Bupati menambahkan, wilayah Distrik Mimika Utara nantinya akan mencakup hingga Kapiraya untuk mendukung pembangunan jalan dan konektivitas antarwilayah. Nantinya, pemerintah akan membangun kantor distrik sementara untuk mendukung jalannya pemerintahan.
“Mulai tahun depan kita bangun infrastruktur, kesehatan, ekonomi di wilayah perbatasan. Saya punya rencana bangun dari kampung ke kota,” tegas Johannes.
Sementara itu, Johannes juga menyebutkan bahwa penamaan dua wilayah baru tersebut hanya bersifat sementara.
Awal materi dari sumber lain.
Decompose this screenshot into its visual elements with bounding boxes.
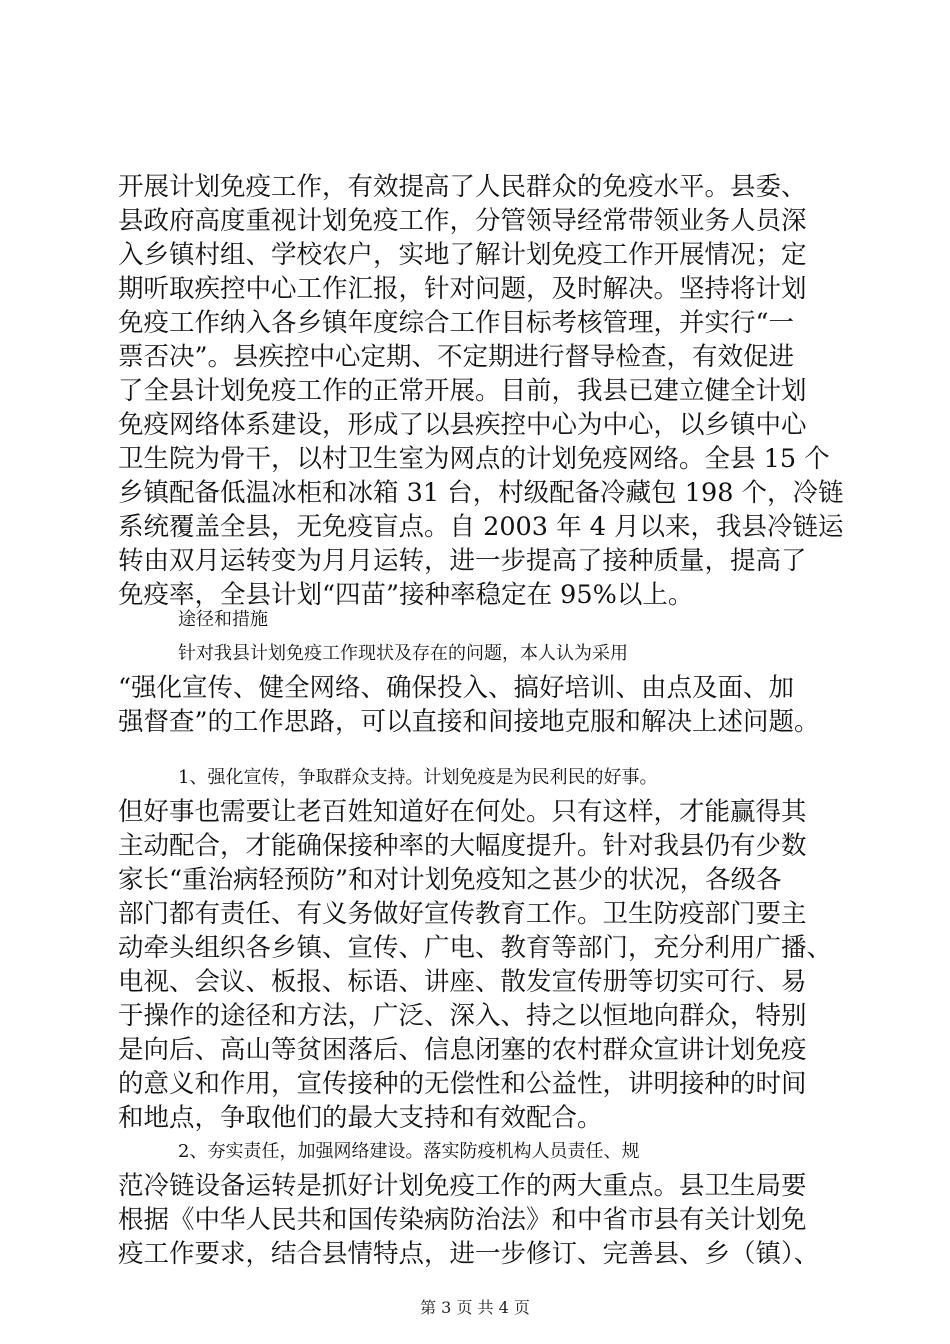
text-line: 但好事也需要让老百姓知道好在何处。只有这样，才能赢得其: [118, 797, 807, 827]
text-line: 免疫工作纳入各乡镇年度综合工作目标考核管理，并实行“一: [118, 308, 795, 338]
text-line: 入乡镇村组、学校农户，实地了解计划免疫工作开展情况；定: [118, 240, 807, 270]
text-line: 疫工作要求，结合县情特点，进一步修订、完善县、乡（镇）、: [118, 1239, 820, 1269]
text-line: 转由双月运转变为月月运转，进一步提高了接种质量，提高了: [118, 546, 807, 576]
text-line: 期听取疾控中心工作汇报，针对问题，及时解决。坚持将计划: [118, 274, 807, 304]
text-line: 范冷链设备运转是抓好计划免疫工作的两大重点。县卫生局要: [118, 1171, 807, 1201]
text-line: 动牵头组织各乡镇、宣传、广电、教育等部门，充分利用广播、: [118, 933, 833, 963]
text-line: 2、夯实责任，加强网络建设。落实防疫机构人员责任、规: [178, 1141, 640, 1162]
text-line: 电视、会议、板报、标语、讲座、散发宣传册等切实可行、易: [118, 967, 807, 997]
text-line: 乡镇配备低温冰柜和冰箱 31 台，村级配备冷藏包 198 个，冷链: [118, 478, 844, 508]
text-line: 家长“重治病轻预防”和对计划免疫知之甚少的状况，各级各: [118, 865, 782, 895]
section-heading: 途径和措施: [178, 609, 268, 630]
text-line: 是向后、高山等贫困落后、信息闭塞的农村群众宣讲计划免疫: [118, 1035, 807, 1065]
text-line: 卫生院为骨干，以村卫生室为网点的计划免疫网络。全县 15 个: [118, 444, 830, 474]
page-footer: 第 3 页 共 4 页: [420, 1298, 530, 1317]
text-line: 针对我县计划免疫工作现状及存在的问题，本人认为采用: [178, 643, 628, 664]
text-line: 开展计划免疫工作，有效提高了人民群众的免疫水平。县委、: [118, 172, 807, 202]
text-line: 于操作的途径和方法，广泛、深入、持之以恒地向群众，特别: [118, 1001, 807, 1031]
text-line: 了全县计划免疫工作的正常开展。目前，我县已建立健全计划: [118, 376, 807, 406]
text-line: “强化宣传、健全网络、确保投入、搞好培训、由点及面、加: [118, 673, 795, 703]
text-line: 强督查”的工作思路，可以直接和间接地克服和解决上述问题。: [118, 707, 820, 737]
text-line: 和地点，争取他们的最大支持和有效配合。: [118, 1103, 603, 1133]
text-line: 主动配合，才能确保接种率的大幅度提升。针对我县仍有少数: [118, 831, 807, 861]
text-line: 票否决”。县疾控中心定期、不定期进行督导检查，有效促进: [118, 342, 795, 372]
text-line: 1、强化宣传，争取群众支持。计划免疫是为民利民的好事。: [178, 767, 658, 788]
text-line: 系统覆盖全县，无免疫盲点。自 2003 年 4 月以来，我县冷链运: [118, 512, 844, 542]
text-line: 免疫率，全县计划“四苗”接种率稳定在 95%以上。: [118, 580, 694, 610]
text-line: 的意义和作用，宣传接种的无偿性和公益性，讲明接种的时间: [118, 1069, 807, 1099]
text-line: 县政府高度重视计划免疫工作，分管领导经常带领业务人员深: [118, 206, 807, 236]
text-line: 部门都有责任、有义务做好宣传教育工作。卫生防疫部门要主: [118, 899, 807, 929]
text-line: 根据《中华人民共和国传染病防治法》和中省市县有关计划免: [118, 1205, 807, 1235]
text-line: 免疫网络体系建设，形成了以县疾控中心为中心，以乡镇中心: [118, 410, 807, 440]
Lanjutnya, pemerintah masih akan melakukan evaluasi dan mengambil keputusan resmi terkait nama dua distrik tersebut dikarenakan menurut Johannes penamaan wilayah harus disesuaikan dengan aturan pemerintah dan memperhatikan sejarah adat serta kesepakatan masyarakat adat yang mendiami daerah itu.
“Semua penetapan harus melalui mekanisme resmi, yaitu peraturan daerah atau peraturan bupati. Kami tidak bisa asal menamai wilayah tanpa kajian hukum, karena nama itu akan masuk ke dalam sistem nasional,” pungkas Johannes. (mww/wen)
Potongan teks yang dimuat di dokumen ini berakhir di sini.